Summary: Practical Points to Remember

The following comments are offered to distill some of the information offered in this website into a more accessible and useful set of maxims.

  • The University encourages all University employees to vote and to become involved in the political process, provided that they keep their partisan political activities separate from their work at MSU.
  • University employees should always be sensitive to the possibility that individuals who are not part of the University community will assume that they are speaking for the University when they identify themselves as University faculty or administrators in a non-work-related communication. It is especially important to be cautious about using University titles when the non-work-related communica-tion involves partisan political activities.
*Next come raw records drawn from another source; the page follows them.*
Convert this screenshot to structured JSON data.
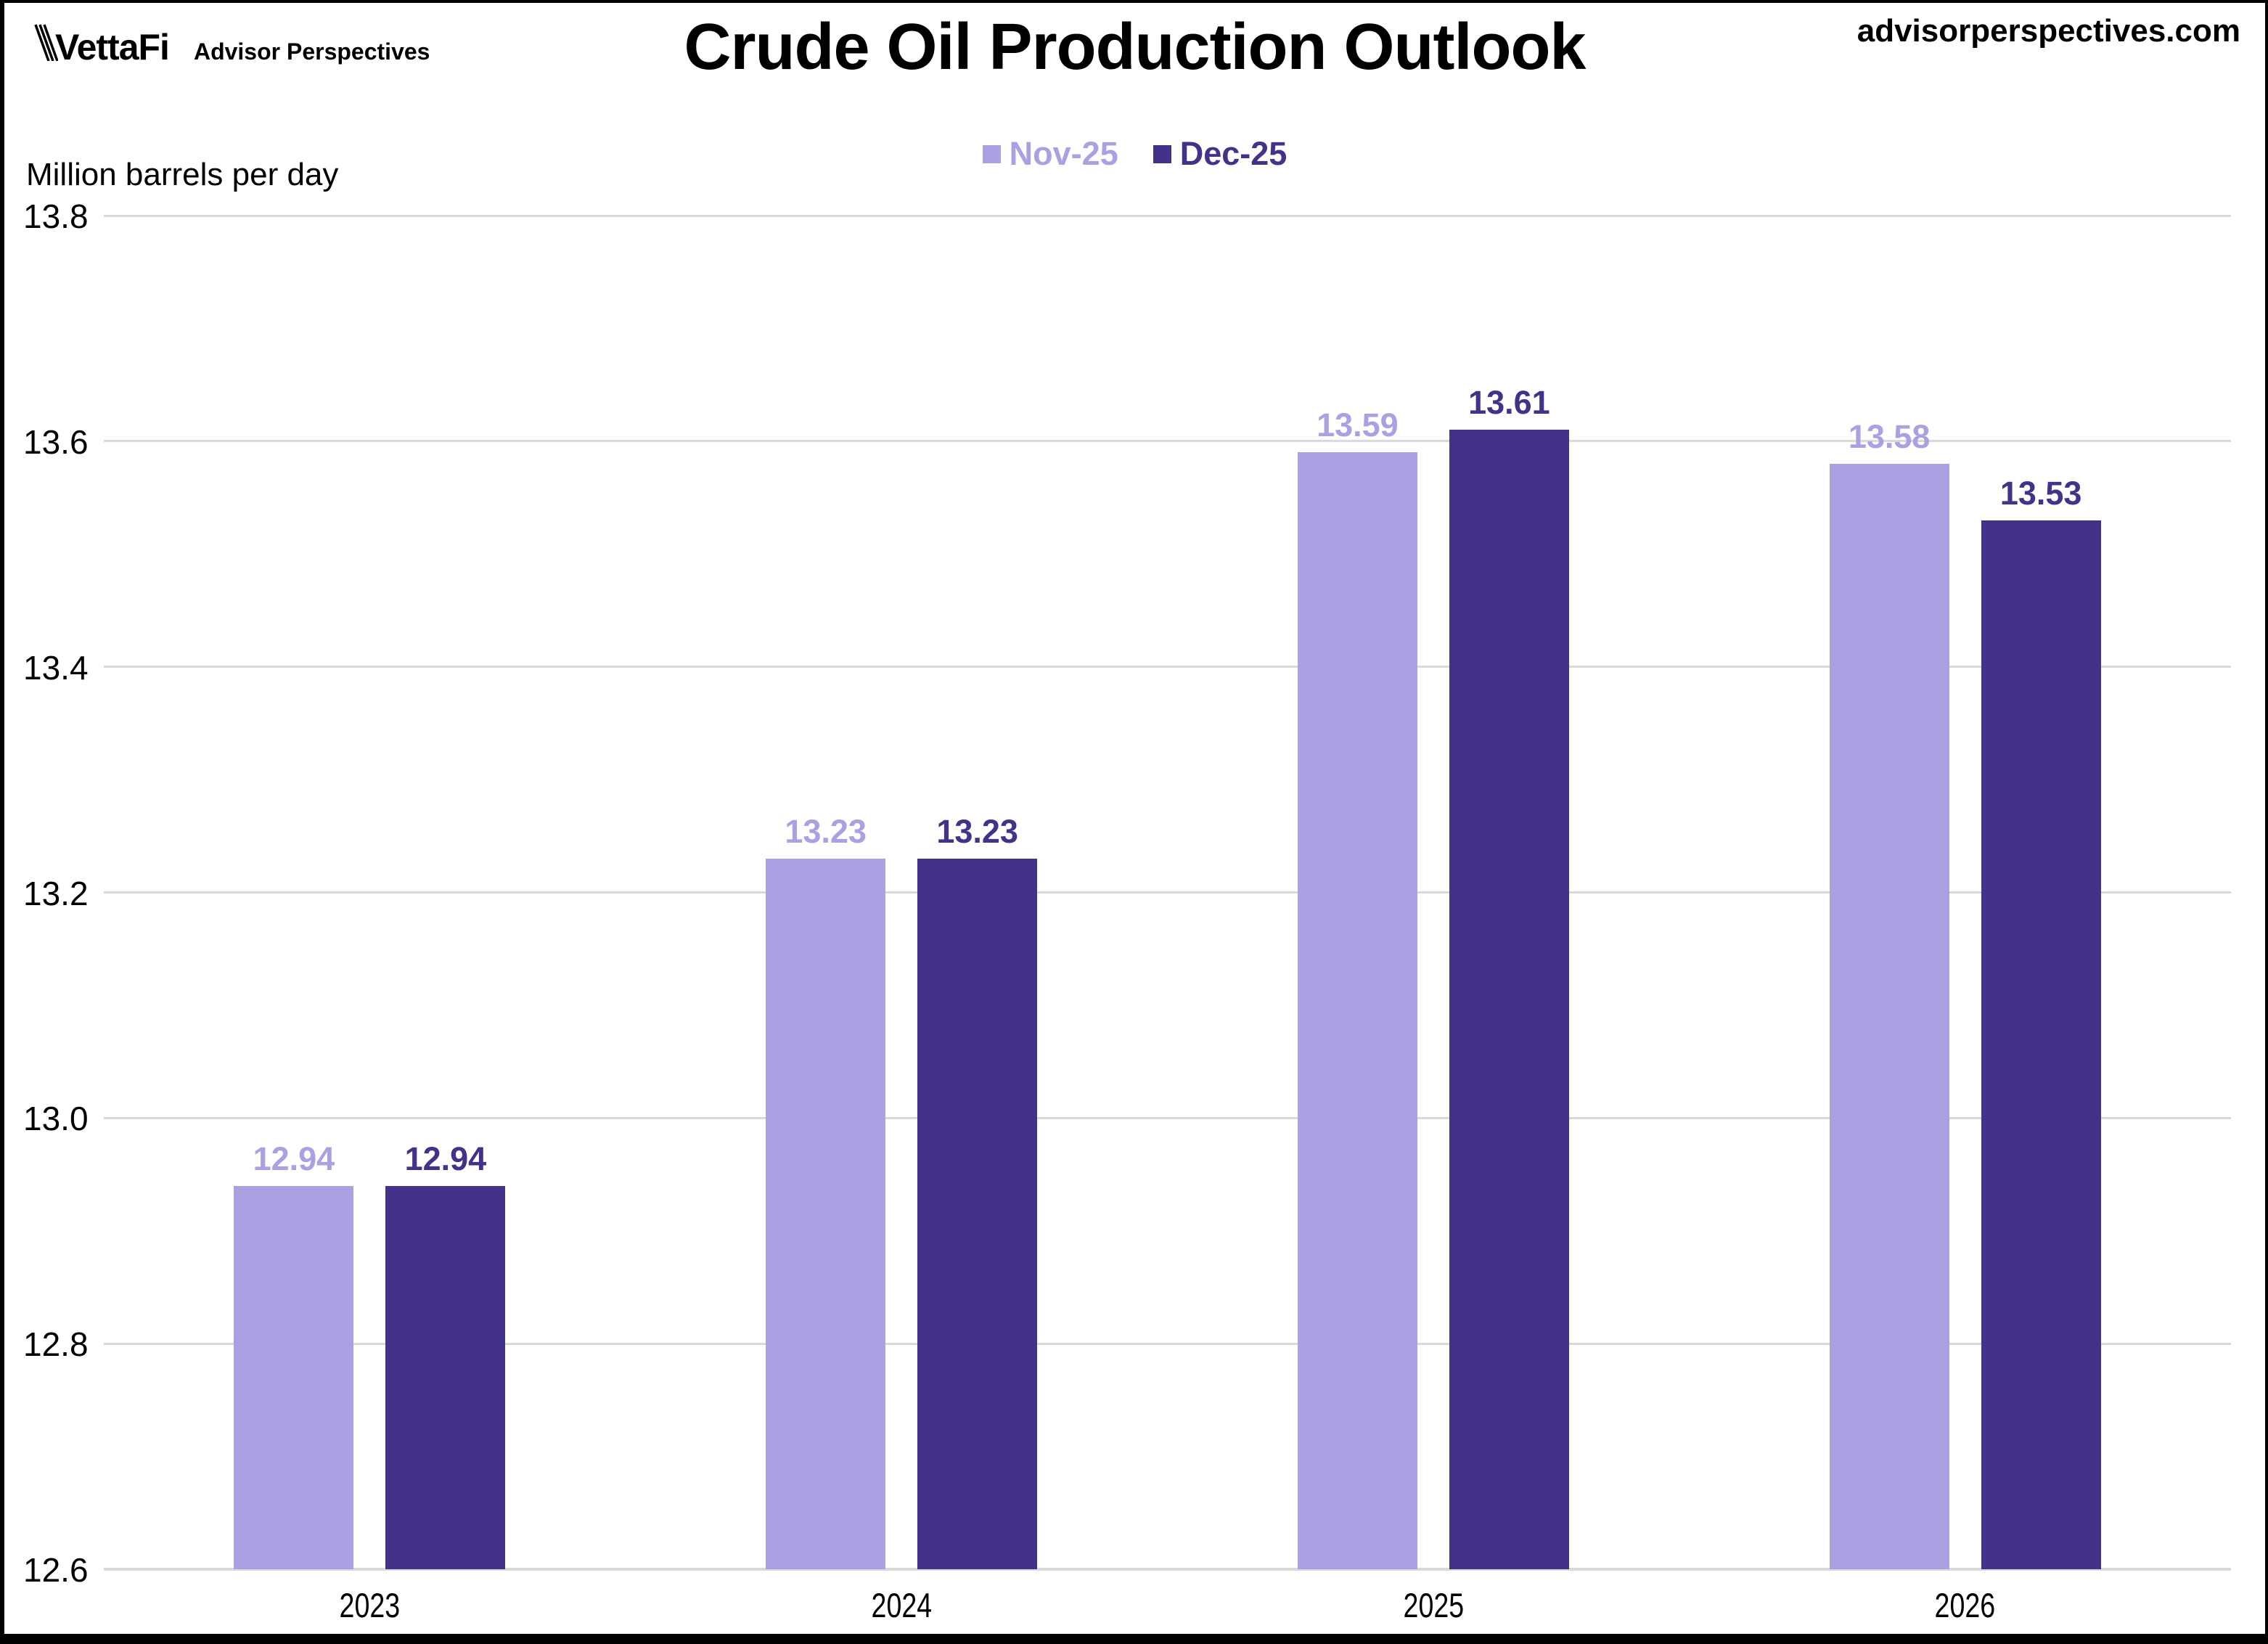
{
  "header": {
    "brand": "VettaFi",
    "brand_sub": "Advisor Perspectives",
    "website": "advisorperspectives.com"
  },
  "chart_data": {
    "type": "bar",
    "title": "Crude Oil Production Outlook",
    "ylabel": "Million barrels per day",
    "categories": [
      "2023",
      "2024",
      "2025",
      "2026"
    ],
    "series": [
      {
        "name": "Nov-25",
        "color": "#ACA0E2",
        "values": [
          12.94,
          13.23,
          13.59,
          13.58
        ]
      },
      {
        "name": "Dec-25",
        "color": "#44318A",
        "values": [
          12.94,
          13.23,
          13.61,
          13.53
        ]
      }
    ],
    "ylim": [
      12.6,
      13.8
    ],
    "yticks": [
      13.8,
      13.6,
      13.4,
      13.2,
      13.0,
      12.8,
      12.6
    ],
    "ytick_decimals": 1,
    "value_label_decimals": 2,
    "grid": true,
    "legend_position": "top-center",
    "colors": {
      "grid": "#D9D9D9",
      "axis_line": "#D9D9D9",
      "text": "#000000",
      "frame": "#000000"
    }
  }
}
When a reference to a University title or position cannot be avoided in a non-work-related communication (as when the title is used by the media), the employee should clearly indicate that his/her comments or views are personal in nature and, if possible, that the University title is used for identification purposes only.
  • University employees should not use University offices or other facilities, computers, photocopiers, telephones, or other property or equipment (for example, vehicles) to engage in advocacy for or against, or fundraising for, a candidate for public office or a ballot question.
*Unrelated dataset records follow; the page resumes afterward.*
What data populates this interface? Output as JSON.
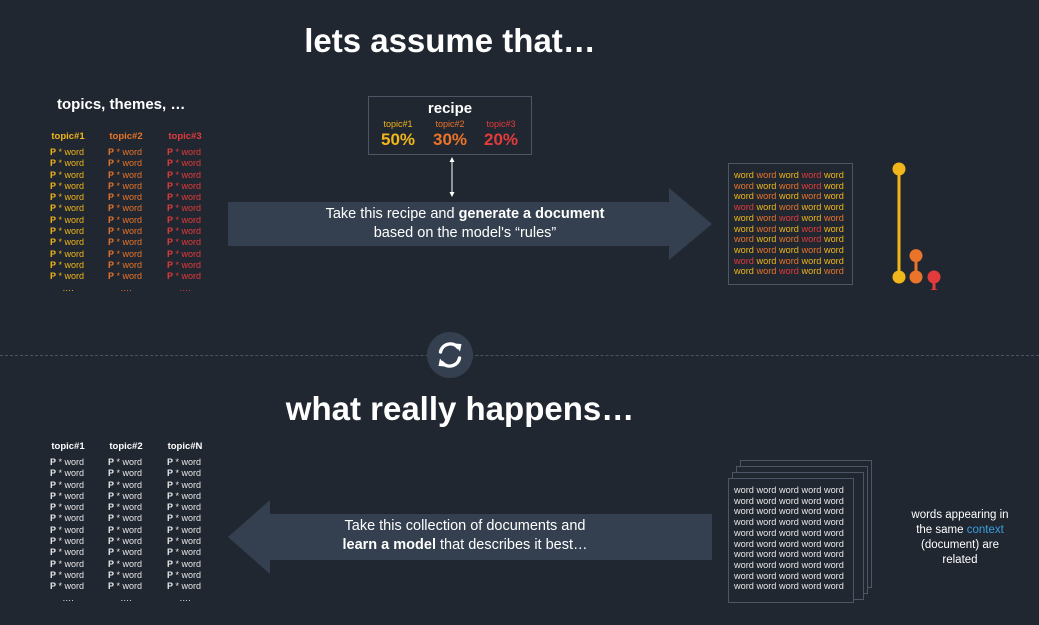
{
  "top": {
    "title": "lets assume that…",
    "topics_heading": "topics, themes, …",
    "columns": [
      {
        "header": "topic#1",
        "color": "#f1b619"
      },
      {
        "header": "topic#2",
        "color": "#e9742a"
      },
      {
        "header": "topic#3",
        "color": "#e23b3b"
      }
    ],
    "row_prefix": "P",
    "row_suffix": " * word",
    "dots": "….",
    "recipe": {
      "title": "recipe",
      "items": [
        {
          "label": "topic#1",
          "value": "50%",
          "color": "#f1b619",
          "share": 0.5
        },
        {
          "label": "topic#2",
          "value": "30%",
          "color": "#e9742a",
          "share": 0.3
        },
        {
          "label": "topic#3",
          "value": "20%",
          "color": "#e23b3b",
          "share": 0.2
        }
      ]
    },
    "arrow": {
      "line1_plain": "Take this recipe and ",
      "line1_bold": "generate a document",
      "line2": "based on the model's “rules”"
    },
    "word": "word"
  },
  "bottom": {
    "title": "what really happens…",
    "columns": [
      {
        "header": "topic#1"
      },
      {
        "header": "topic#2"
      },
      {
        "header": "topic#N"
      }
    ],
    "arrow": {
      "line1": "Take this collection of documents and",
      "line2_bold": "learn a model",
      "line2_plain": " that describes it best…"
    },
    "side_note": {
      "line1": "words appearing in",
      "line2_plain": "the same ",
      "line2_highlight": "context",
      "line3": "(document) are",
      "line4": "related"
    }
  },
  "colors": {
    "background": "#212730",
    "arrow": "#34404f",
    "topic1": "#f1b619",
    "topic2": "#e9742a",
    "topic3": "#e23b3b",
    "context": "#3a9fe0"
  },
  "icons": {
    "refresh": "refresh-icon"
  }
}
  • University employees should not use University letterhead, logos, or trademarks, or a University email address when engaging in private partisan political activities on behalf of, or in opposition to, a candidate for public office or a ballot question.
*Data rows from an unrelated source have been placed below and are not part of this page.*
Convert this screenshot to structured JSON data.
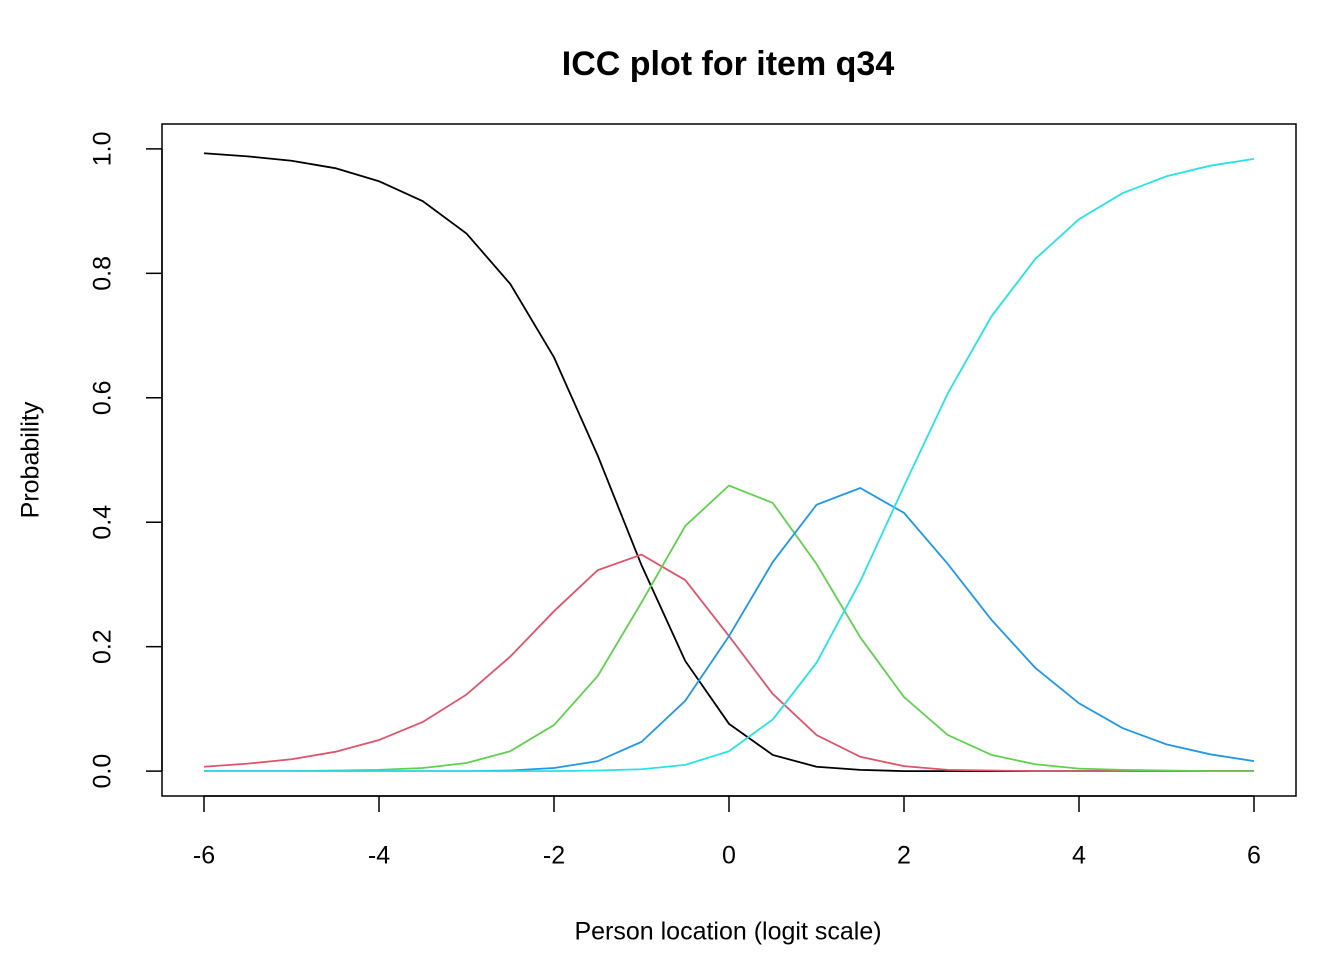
{
  "chart_data": {
    "type": "line",
    "title": "ICC plot for item q34",
    "x_label": "Person location (logit scale)",
    "y_label": "Probability",
    "x": [
      -6,
      -5.5,
      -5,
      -4.5,
      -4,
      -3.5,
      -3,
      -2.5,
      -2,
      -1.5,
      -1,
      -0.5,
      0,
      0.5,
      1,
      1.5,
      2,
      2.5,
      3,
      3.5,
      4,
      4.5,
      5,
      5.5,
      6
    ],
    "series": [
      {
        "color": "#000000",
        "values": [
          0.993,
          0.988,
          0.981,
          0.969,
          0.948,
          0.916,
          0.864,
          0.783,
          0.665,
          0.507,
          0.331,
          0.177,
          0.076,
          0.026,
          0.007,
          0.002,
          0,
          0,
          0,
          0,
          0,
          0,
          0,
          0,
          0
        ]
      },
      {
        "color": "#DF536B",
        "values": [
          0.007,
          0.012,
          0.019,
          0.031,
          0.05,
          0.079,
          0.123,
          0.184,
          0.257,
          0.323,
          0.348,
          0.307,
          0.217,
          0.124,
          0.058,
          0.023,
          0.008,
          0.002,
          0.001,
          0,
          0,
          0,
          0,
          0,
          0
        ]
      },
      {
        "color": "#61D04F",
        "values": [
          0,
          0,
          0,
          0.001,
          0.002,
          0.005,
          0.013,
          0.032,
          0.074,
          0.153,
          0.271,
          0.394,
          0.459,
          0.431,
          0.333,
          0.215,
          0.119,
          0.058,
          0.026,
          0.011,
          0.004,
          0.002,
          0.001,
          0,
          0
        ]
      },
      {
        "color": "#2297E6",
        "values": [
          0,
          0,
          0,
          0,
          0,
          0,
          0,
          0.001,
          0.005,
          0.016,
          0.047,
          0.113,
          0.217,
          0.336,
          0.428,
          0.455,
          0.415,
          0.333,
          0.243,
          0.166,
          0.109,
          0.069,
          0.043,
          0.027,
          0.016
        ]
      },
      {
        "color": "#28E2E5",
        "values": [
          0,
          0,
          0,
          0,
          0,
          0,
          0,
          0,
          0,
          0.001,
          0.003,
          0.01,
          0.032,
          0.083,
          0.174,
          0.305,
          0.458,
          0.607,
          0.731,
          0.823,
          0.887,
          0.929,
          0.956,
          0.973,
          0.984
        ]
      }
    ],
    "xlim": [
      -6.48,
      6.48
    ],
    "ylim": [
      -0.04,
      1.04
    ],
    "xticks": [
      -6,
      -4,
      -2,
      0,
      2,
      4,
      6
    ],
    "yticks": [
      {
        "value": 0,
        "label": "0.0"
      },
      {
        "value": 0.2,
        "label": "0.2"
      },
      {
        "value": 0.4,
        "label": "0.4"
      },
      {
        "value": 0.6,
        "label": "0.6"
      },
      {
        "value": 0.8,
        "label": "0.8"
      },
      {
        "value": 1,
        "label": "1.0"
      }
    ],
    "grid": false
  }
}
  • University funds should never be used for tickets for, or to pay the cost of attending, any meal, rally, testimonial, or other fund-raising event whose purpose is to support or oppose a candidate for public office or to support or oppose a ballot question.
  • Opportunities for candidates to speak on campus and to use campus facilities for campaign advertising must be offered and granted evenhandedly.

In addition, please note that neither federal nor State law prohibits:

  • the performance of academic research related to past or current political campaigns or the issues that underlie them.
  • the dissemination of the results of that research in a manner consistent with normal academic practice.
  • the invitation of guest speakers or candidates by a student organization, provided that guest speakers on both sides of a ballot initiative and all candidates for a public office have equal opportunities to appear on campus through that student organization or other student organizations.
  • the University from sponsoring or undertaking nonpartisan educational activities relating to ballot measures or political campaigns by candidates for public office. Examples of such activities include candidate forums to which all candidates are invited; symposia on ballot measures in which proponents and opponents of the ballot measure get an equal opportunity to participate; and the distribution of voter guides and voter education materials such as those provided through MSU Extension, provided the guides and materials comply with IRS guidelines. Voter education materials prepared by candidates, political parties, and PACs may be distributed only if distribution is evenhanded and on a nonpartisan basis – for example, an area in a student gathering place where all candidates and parties may make campaign materials available to students. IRS guidelines for voter guides and educational materials require generally that all candidates be afforded an equal opportunity to comment; that questions be asked on a neutral basis; that, while length may be limited, candidate answers cannot be edited or summarized; and that candidate responses be presented in a neutral manner.
  • University faculty teaching courses such as political science from providing a course of instruction that includes student involvement in campaign activities without specifying the candidates or ballot measures on whose behalf the students should campaign and where, for example, students write papers or make class presentations evaluating their experiences.